Asuntos de historia militar se lanzó en septiembre de 2010 y cambió su nombre de Historia militar mensual en enero de 2019. Cada año se producen seis números y se publican mes por medio.

Editorial

Neil Faulkner, editor

Neil es un arqueólogo e historiador que trabaja como conferenciante, escritor, editor y locutor ocasional. Es codirector del Proyecto de Investigación Arqueológica e Histórica de Sedgeford en Norfolk y del Proyecto de la Gran Revuelta Árabe en Jordania.

Educado en King's College, Cambridge, y en el Instituto de Arqueología, UCL, actualmente es investigador en la Universidad de Bristol. Autor de innumerables artículos de revistas y numerosos artículos académicos, sus libros incluyen: Apocalipsis: la gran revuelta judía contra Roma, 66-73 d.C. Roma: imperio de las águilas y Una guía para visitantes de las Olimpiadas antiguas.
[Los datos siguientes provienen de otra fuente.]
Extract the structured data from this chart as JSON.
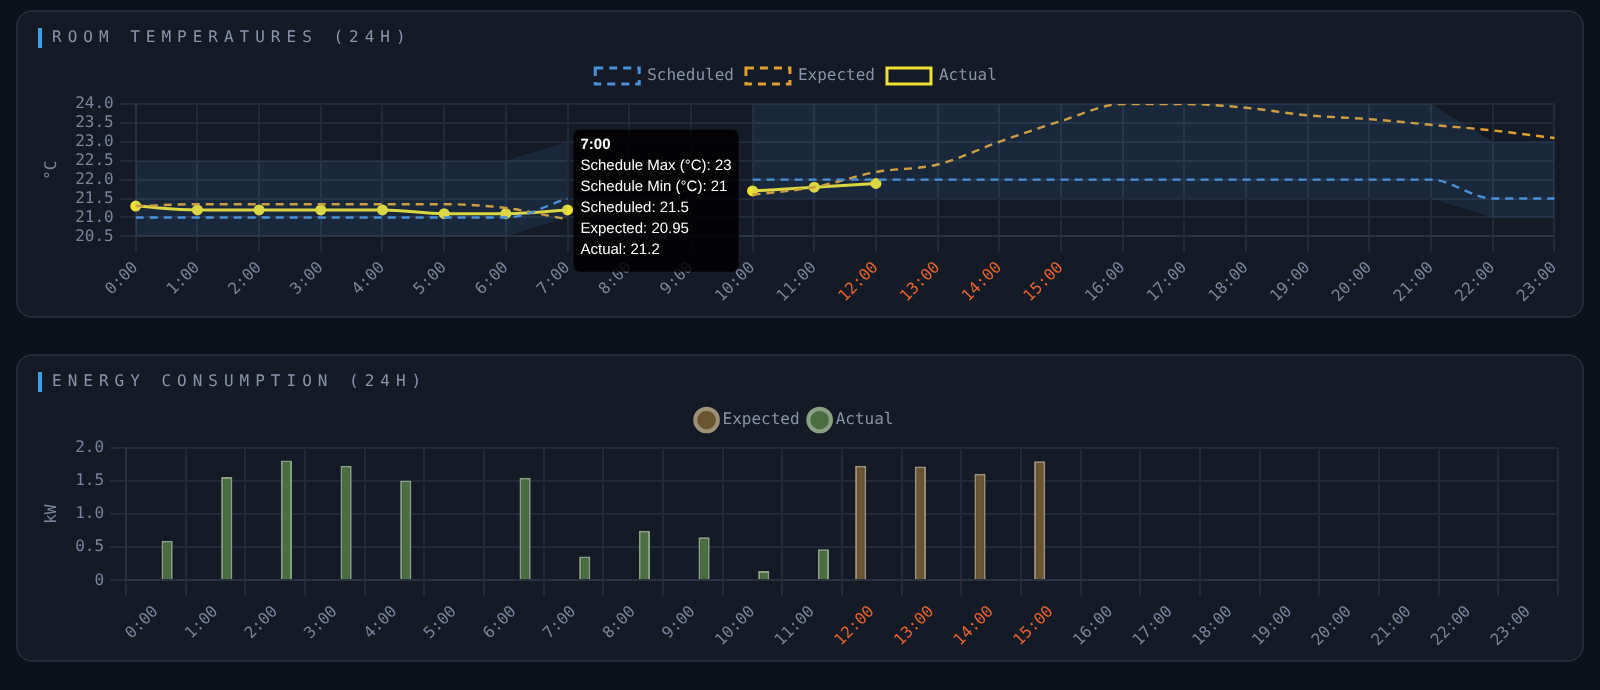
{
  "chart_data": [
    {
      "type": "line",
      "title": "ROOM TEMPERATURES (24H)",
      "ylabel": "°C",
      "categories": [
        "0:00",
        "1:00",
        "2:00",
        "3:00",
        "4:00",
        "5:00",
        "6:00",
        "7:00",
        "8:00",
        "9:00",
        "10:00",
        "11:00",
        "12:00",
        "13:00",
        "14:00",
        "15:00",
        "16:00",
        "17:00",
        "18:00",
        "19:00",
        "20:00",
        "21:00",
        "22:00",
        "23:00"
      ],
      "series": [
        {
          "name": "Scheduled",
          "color": "#4a90d9",
          "line_style": "dashed",
          "marker": "none",
          "values": [
            21,
            21,
            21,
            21,
            21,
            21,
            21,
            21.5,
            null,
            null,
            22,
            22,
            22,
            22,
            22,
            22,
            22,
            22,
            22,
            22,
            22,
            22,
            21.5,
            21.5
          ],
          "lower": [
            20.5,
            20.5,
            20.5,
            20.5,
            20.5,
            20.5,
            20.5,
            21,
            null,
            null,
            21.5,
            21.5,
            21.5,
            21.5,
            21.5,
            21.5,
            21.5,
            21.5,
            21.5,
            21.5,
            21.5,
            21.5,
            21,
            21
          ],
          "upper": [
            22.5,
            22.5,
            22.5,
            22.5,
            22.5,
            22.5,
            22.5,
            23,
            null,
            null,
            24,
            24,
            24,
            24,
            24,
            24,
            24,
            24,
            24,
            24,
            24,
            24,
            23,
            23
          ]
        },
        {
          "name": "Expected",
          "color": "#e0a030",
          "line_style": "dashed",
          "marker": "none",
          "values": [
            21.3,
            21.35,
            21.35,
            21.35,
            21.35,
            21.35,
            21.25,
            20.95,
            null,
            null,
            21.6,
            21.8,
            22.2,
            22.4,
            23,
            23.55,
            24,
            24,
            23.9,
            23.7,
            23.6,
            23.45,
            23.3,
            23.1
          ]
        },
        {
          "name": "Actual",
          "color": "#f0e030",
          "line_style": "solid",
          "marker": "circle",
          "values": [
            21.3,
            21.2,
            21.2,
            21.2,
            21.2,
            21.1,
            21.1,
            21.2,
            null,
            null,
            21.7,
            21.8,
            21.9,
            null,
            null,
            null,
            null,
            null,
            null,
            null,
            null,
            null,
            null,
            null
          ]
        }
      ],
      "ylim": [
        20.5,
        24
      ],
      "yticks": [
        {
          "value": 20.5,
          "label": "20.5"
        },
        {
          "value": 21,
          "label": "21.0"
        },
        {
          "value": 21.5,
          "label": "21.5"
        },
        {
          "value": 22,
          "label": "22.0"
        },
        {
          "value": 22.5,
          "label": "22.5"
        },
        {
          "value": 23,
          "label": "23.0"
        },
        {
          "value": 23.5,
          "label": "23.5"
        },
        {
          "value": 24,
          "label": "24.0"
        }
      ],
      "grid": true,
      "legend": "top",
      "annotations": [
        {
          "text": "7:00\nSchedule Max (°C): 23\nSchedule Min (°C): 21\nScheduled: 21.5\nExpected: 20.95\nActual: 21.2",
          "x": "7:00",
          "y": 23
        }
      ]
    },
    {
      "type": "bar",
      "title": "ENERGY CONSUMPTION (24H)",
      "ylabel": "kW",
      "categories": [
        "0:00",
        "1:00",
        "2:00",
        "3:00",
        "4:00",
        "5:00",
        "6:00",
        "7:00",
        "8:00",
        "9:00",
        "10:00",
        "11:00",
        "12:00",
        "13:00",
        "14:00",
        "15:00",
        "16:00",
        "17:00",
        "18:00",
        "19:00",
        "20:00",
        "21:00",
        "22:00",
        "23:00"
      ],
      "series": [
        {
          "name": "Expected",
          "color": "#6b5530",
          "values": [
            null,
            null,
            null,
            null,
            null,
            null,
            null,
            null,
            null,
            null,
            null,
            null,
            1.73,
            1.72,
            1.61,
            1.8,
            null,
            null,
            null,
            null,
            null,
            null,
            null,
            null
          ]
        },
        {
          "name": "Actual",
          "color": "#4a6e40",
          "values": [
            0.6,
            1.56,
            1.81,
            1.73,
            1.51,
            null,
            1.55,
            0.36,
            0.75,
            0.65,
            0.14,
            0.47,
            null,
            null,
            null,
            null,
            null,
            null,
            null,
            null,
            null,
            null,
            null,
            null
          ]
        }
      ],
      "ylim": [
        0,
        2
      ],
      "yticks": [
        0,
        {
          "value": 0.5,
          "label": "0.5"
        },
        {
          "value": 1,
          "label": "1.0"
        },
        {
          "value": 1.5,
          "label": "1.5"
        },
        {
          "value": 2,
          "label": "2.0"
        }
      ],
      "grid": true,
      "legend": "top"
    }
  ]
}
Su último libro, Guerra de Lawrence de Arabia, será publicado por Yale University Press en la primavera de 2015.

Además de ser el editor de Asuntos de historia militar, tiene una larga asociación con ambos Arqueología actual y Arqueología mundial actual.

Calum Henderson, editor asistente

Calum leyó Historia en la Universidad de Strathclyde, Glasgow, donde desarrolló intereses en la historia política revolucionaria y moderna. Continuó sus estudios en la Universidad de Glasgow con una maestría en Historia Moderna, escribiendo una tesis sobre las intervenciones estadounidenses del siglo XXI en el Medio Oriente. Después de algún trabajo como periodista en línea, Calum se unió MHM como editor asistente.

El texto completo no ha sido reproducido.